Taşlarda yokolmaya yüz tutmuş tarih

Deniz Kuvvetleri Komutanlığı Kültür Yayınları dizisinden neşredilen bir eser daha, içeriği açısından muhteşem bir konuyu kitap halinde okurlarına sunuyor. M. Burak Çetintaş'ın araştırmalarıyla bütünleşmiş olan bu eser "1453'ten 1928'e kadar İstanbul'da gömülmüş Türk Denizcilerinin Mezar Taşları"nı öyküleriyle, kitabeleriyle, taş işçiliğinin tüm özellikleriyle, kitabeleriyle ve maruz bırakıldıkları ilgisizlikler ve uğradıkları tahribatlarla da anlatmakta.

Nitekim Osmanlı mezar taşları tipoloji, form ve diğer ayrıntıları itibarıyla araştırmacılara veya mezarlığı ziyaret edenlere orada yatan şahıs hakkında bir bakıma önce yaşamı, kim oluşu hakkında bilgi verdiği gibi, kitabesindeki manzum veya nesir olan anlatımda uygulanan sülüs veya celî sülüs yazı biçimi, mezar taşının serpuşluğu ile hangi meslekten olduğu, hanım ise, hatta muradına ermeden vefat ettiğini bile şekilsel olarak, ama muhteşem bir taş işçiliği, daha doğru ifadesiyle heykeltraşlık sunusuyla biçimlenişini anlatıyordu.

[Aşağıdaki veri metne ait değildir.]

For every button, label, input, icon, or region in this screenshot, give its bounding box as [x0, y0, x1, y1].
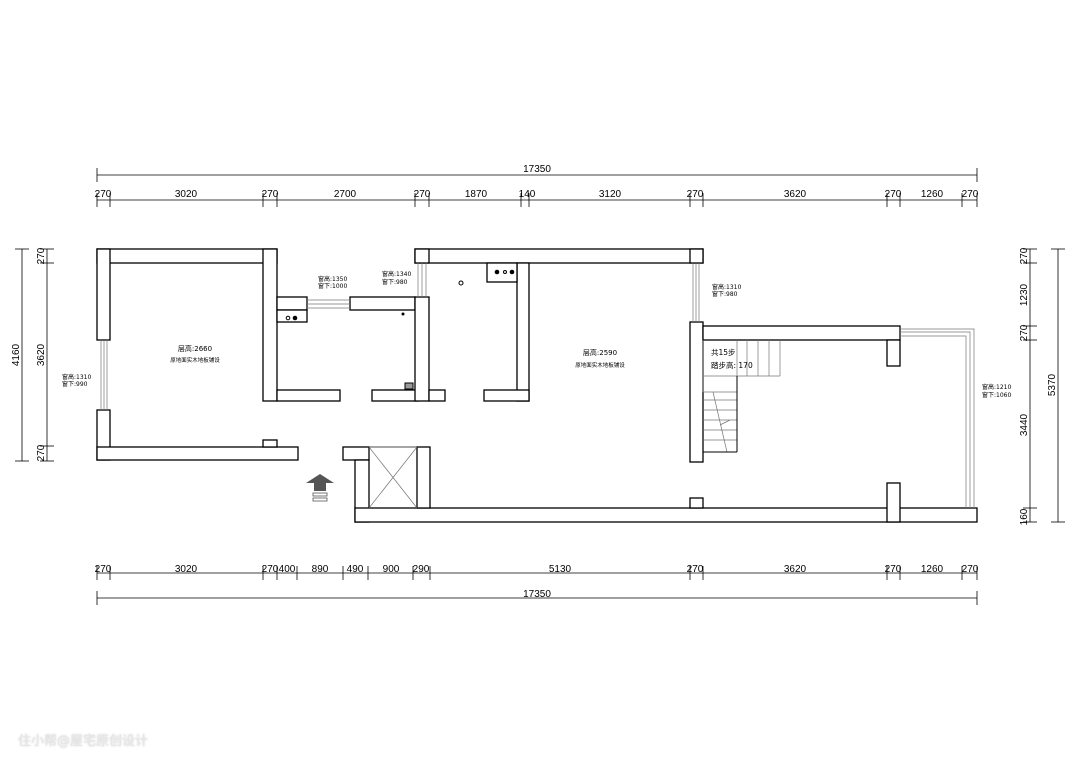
top-dim: 3620	[784, 189, 807, 200]
window-sill-label: 窗下:1060	[982, 391, 1011, 399]
top-dim: 270	[95, 189, 112, 200]
stair-steps-label: 共15步	[711, 348, 736, 357]
windows	[100, 263, 975, 508]
bottom-dim: 270	[95, 564, 112, 575]
entrance-arrow-icon	[306, 474, 334, 502]
left-dim: 270	[36, 247, 47, 264]
left-overall-dim: 4160	[11, 343, 22, 366]
room-floor-label: 原地面实木地板铺设	[575, 361, 625, 369]
top-dim: 3120	[599, 189, 622, 200]
top-dim: 3020	[175, 189, 198, 200]
void-box	[368, 446, 418, 509]
fixtures	[285, 269, 515, 390]
top-dimension-lines	[96, 168, 978, 207]
window-sill-label: 窗下:990	[62, 380, 88, 388]
left-dim: 270	[36, 444, 47, 461]
right-dim: 270	[1019, 247, 1030, 264]
bottom-dim: 270	[687, 564, 704, 575]
top-dim: 1870	[465, 189, 488, 200]
bottom-dim: 290	[413, 564, 430, 575]
staircase	[702, 340, 781, 453]
right-dim: 1230	[1019, 283, 1030, 306]
bottom-dim: 3020	[175, 564, 198, 575]
bottom-dim: 400	[279, 564, 296, 575]
stair-riser-label: 踏步高: 170	[711, 360, 753, 370]
bottom-dim: 270	[262, 564, 279, 575]
window-height-label: 窗高:1340	[382, 270, 411, 278]
top-dim: 270	[414, 189, 431, 200]
bottom-dim: 270	[962, 564, 979, 575]
window-height-label: 窗高:1350	[318, 275, 347, 283]
window-height-label: 窗高:1210	[982, 383, 1011, 391]
bottom-dim: 5130	[549, 564, 572, 575]
window-sill-label: 窗下:980	[382, 278, 408, 286]
left-dimension-lines	[15, 248, 54, 462]
top-dim: 270	[885, 189, 902, 200]
top-dim: 2700	[334, 189, 357, 200]
left-dim: 3620	[36, 343, 47, 366]
bottom-dim: 270	[885, 564, 902, 575]
bottom-dim: 900	[383, 564, 400, 575]
right-dim: 160	[1019, 508, 1030, 525]
bottom-dim: 890	[312, 564, 329, 575]
right-dimension-lines	[1023, 248, 1065, 523]
top-overall-dim: 17350	[523, 164, 551, 175]
top-dim: 1260	[921, 189, 944, 200]
top-dim: 140	[519, 189, 536, 200]
room-height-label: 层高:2660	[178, 344, 212, 353]
walls	[96, 248, 978, 523]
bottom-dimension-lines	[96, 566, 978, 605]
window-height-label: 窗高:1310	[712, 283, 741, 291]
bottom-dim: 3620	[784, 564, 807, 575]
right-overall-dim: 5370	[1047, 373, 1058, 396]
room-height-label: 层高:2590	[583, 348, 617, 357]
bottom-dim: 1260	[921, 564, 944, 575]
top-dim: 270	[262, 189, 279, 200]
right-dim: 3440	[1019, 413, 1030, 436]
top-dim: 270	[962, 189, 979, 200]
watermark: 住小帮@屋宅原创设计	[18, 734, 149, 749]
window-sill-label: 窗下:980	[712, 290, 738, 298]
window-sill-label: 窗下:1000	[318, 282, 347, 290]
bottom-dim: 490	[347, 564, 364, 575]
top-dim: 270	[687, 189, 704, 200]
window-height-label: 窗高:1310	[62, 373, 91, 381]
bottom-overall-dim: 17350	[523, 589, 551, 600]
room-floor-label: 原地面实木地板铺设	[170, 356, 220, 364]
right-dim: 270	[1019, 324, 1030, 341]
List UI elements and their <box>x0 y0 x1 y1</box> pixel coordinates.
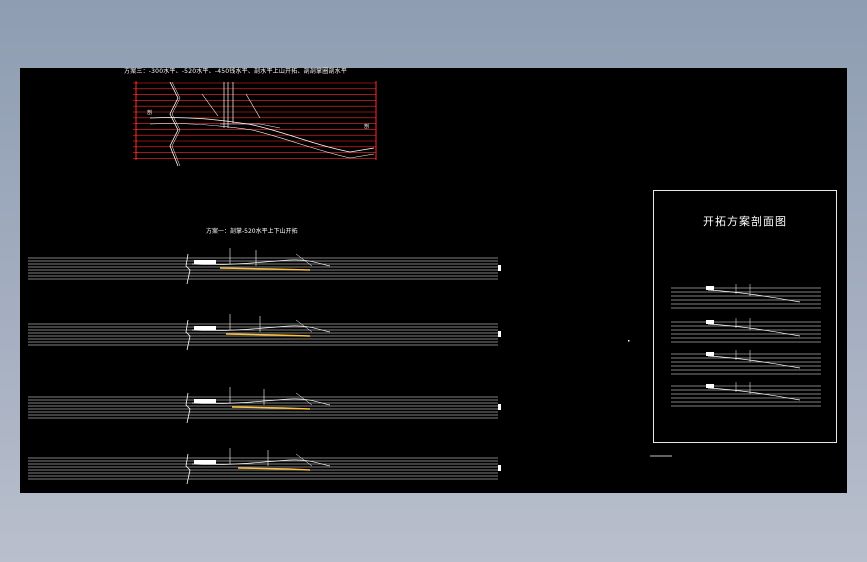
cad-drawing-sheet: 剖 剖 方案三：-300水平、-520水平、-450钱水平、剖水平上山开拓、剖剖… <box>20 68 847 493</box>
thumbnail-section-4 <box>671 382 821 407</box>
profile-legend-panel: 开拓方案剖面图 <box>653 190 837 443</box>
svg-text:剖: 剖 <box>364 123 369 130</box>
thumbnail-section-3 <box>671 350 821 375</box>
plan-one-section-3 <box>28 387 501 424</box>
section-drawing-canvas: 剖 剖 <box>28 81 821 485</box>
plan-one-section-4 <box>28 448 501 485</box>
plan-three-title: 方案三：-300水平、-520水平、-450钱水平、剖水平上山开拓、剖剖掌圈剖水… <box>124 68 348 75</box>
plan-three-section: 剖 剖 <box>133 81 377 167</box>
plan-one-section-1 <box>28 248 501 285</box>
plan-one-sections <box>28 248 501 485</box>
thumbnail-section-2 <box>671 318 821 343</box>
plan-one-title: 方案一：剖掌-520水平上下山开拓 <box>206 228 298 235</box>
thumbnail-section-1 <box>671 284 821 309</box>
svg-text:剖: 剖 <box>147 109 152 116</box>
plan-one-section-2 <box>28 314 501 351</box>
legend-thumbnail-sections <box>671 284 821 407</box>
panel-title: 开拓方案剖面图 <box>703 215 787 228</box>
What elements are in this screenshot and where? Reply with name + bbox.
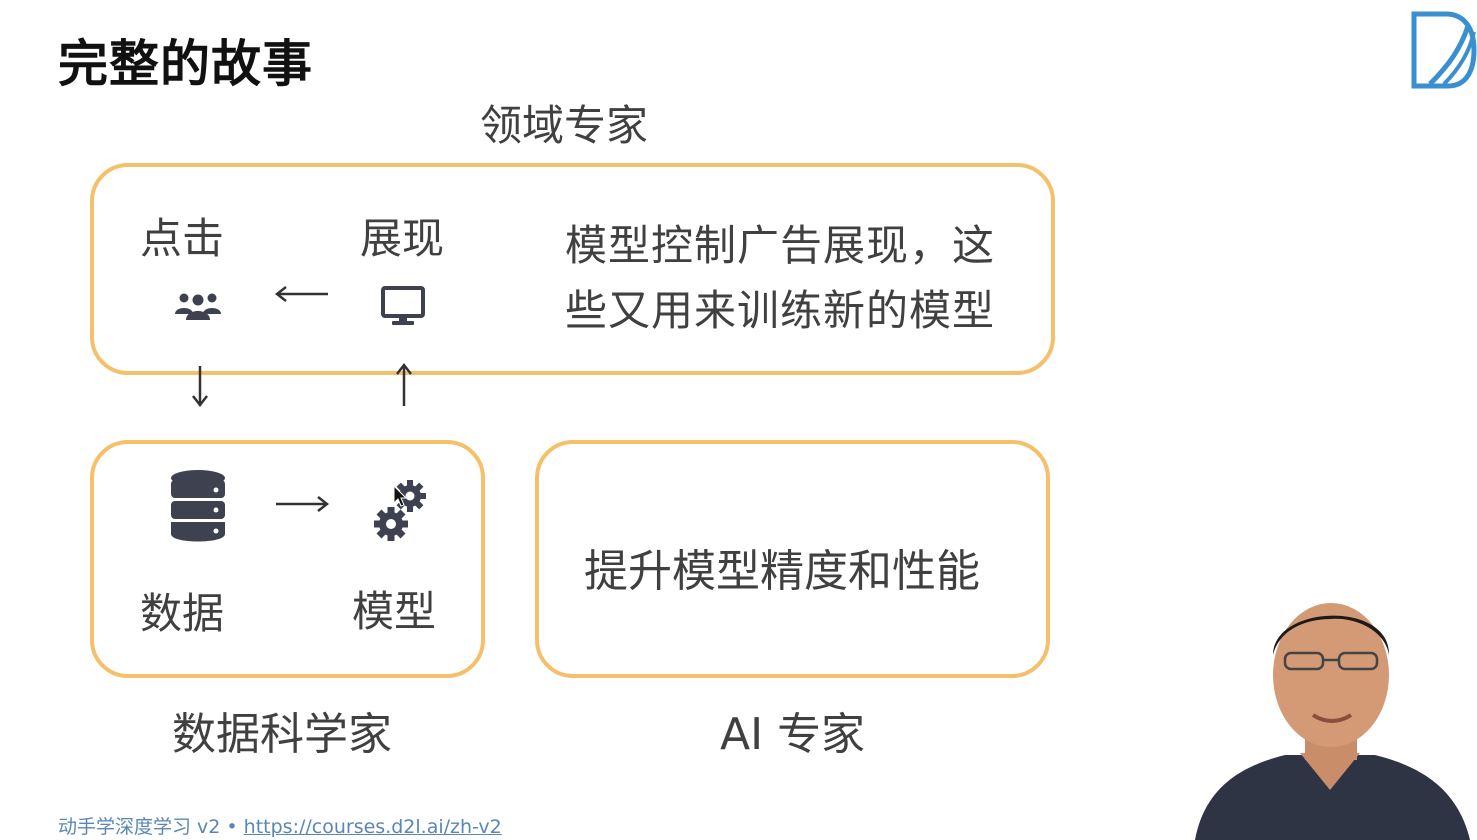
gears-icon: [374, 480, 426, 541]
improve-accuracy-text: 提升模型精度和性能: [584, 546, 980, 597]
database-icon: [171, 470, 225, 542]
footer-course: 动手学深度学习 v2 •: [58, 816, 244, 838]
course-link[interactable]: https://courses.d2l.ai/zh-v2: [243, 816, 502, 838]
show-label: 展现: [360, 214, 445, 263]
data-scientist-label: 数据科学家: [172, 709, 392, 760]
arrow-left-icon: [274, 286, 328, 302]
click-label: 点击: [140, 214, 225, 263]
data-scientist-box: [90, 440, 485, 678]
users-icon: [175, 293, 221, 320]
ai-expert-box: [535, 440, 1050, 678]
mouse-cursor-icon: [393, 484, 408, 507]
monitor-icon: [381, 286, 425, 325]
data-label: 数据: [140, 589, 225, 638]
description-line-2: 些又用来训练新的模型: [565, 286, 996, 335]
presenter-video: [1195, 603, 1470, 840]
model-label: 模型: [352, 587, 437, 636]
domain-expert-box: [90, 163, 1055, 375]
footer: 动手学深度学习 v2 • https://courses.d2l.ai/zh-v…: [58, 812, 502, 839]
description-line-1: 模型控制广告展现，这: [565, 221, 996, 270]
ai-expert-label: AI 专家: [720, 709, 866, 760]
d2l-logo: [1411, 11, 1477, 89]
domain-expert-heading: 领域专家: [480, 101, 649, 150]
arrow-right-icon: [276, 496, 330, 512]
arrow-down-icon: [192, 366, 208, 408]
slide-title: 完整的故事: [58, 35, 313, 93]
arrow-up-icon: [396, 362, 412, 406]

Burak Çetintaş'ın eserin "Sunuş" kısmındaki ayrıntılarla yüklü anlatımını çok kısıtlı bu makale mekanına aktarmama imkânım olmadığından dolayı üzgünüm. Ancak, mahvedilen ve el'an tahrip edilmeye devam edilen Osmanlı devri mezartaşlarının nasıl bir kültür ve mimari miras olduğunu idrak eden, en azından resmi kurumların ve özellikle belediye yönetimlerinin bari kalanlar için kalıcı önlemler alırlar diye işaret etmek istiyorum.
 
Eserlerin kıymeti bilinmedi

Osmanlı kültüründe mezar taşı işlemeciliği taş işçiliğinin mermer yontuculuğu açısından ustalığın hangi yüce mertebelere ulaştığını gösterir ve dünyada benzeri yoktur. Ancak böylesine zengin kültürün yarattığı hüsranla bezenmiş eserlerin kıymetini bu ulus idrak etmediği gibi, alabildiğine tahrip etmeye devam etmiştir.

Çelik Gülersoy'un Türkiye Turing Otomobil Kurumu'nda Genel Müdür olduğu yıllarda dört yıllık bir sürede ben de bu kurumda basın ve halkla ilişkiler özünde görevliydim. Türkiye sevdalısı olan Çelik Gülersoy, bundan da öteye İstanbul sevdalısı kişiliğiyle mezar taşlarının maruz bırakıldığı tahribata da adeta kahrolur ve hiç olmazsa bir kısmını korumaya almak için çareler arardı.

Kuleli Askeri Lisesi tarih öğretmeni olan ve maalesef adını unuttuğum bir yüzbaşı, Karacaahmet Mezarlığı'ndaki tüm Osmanlı devri taşların ozalit üzerine tıpkı ölçüde kopyasını almış ve muazzam bir arşiv meydana getirmişti.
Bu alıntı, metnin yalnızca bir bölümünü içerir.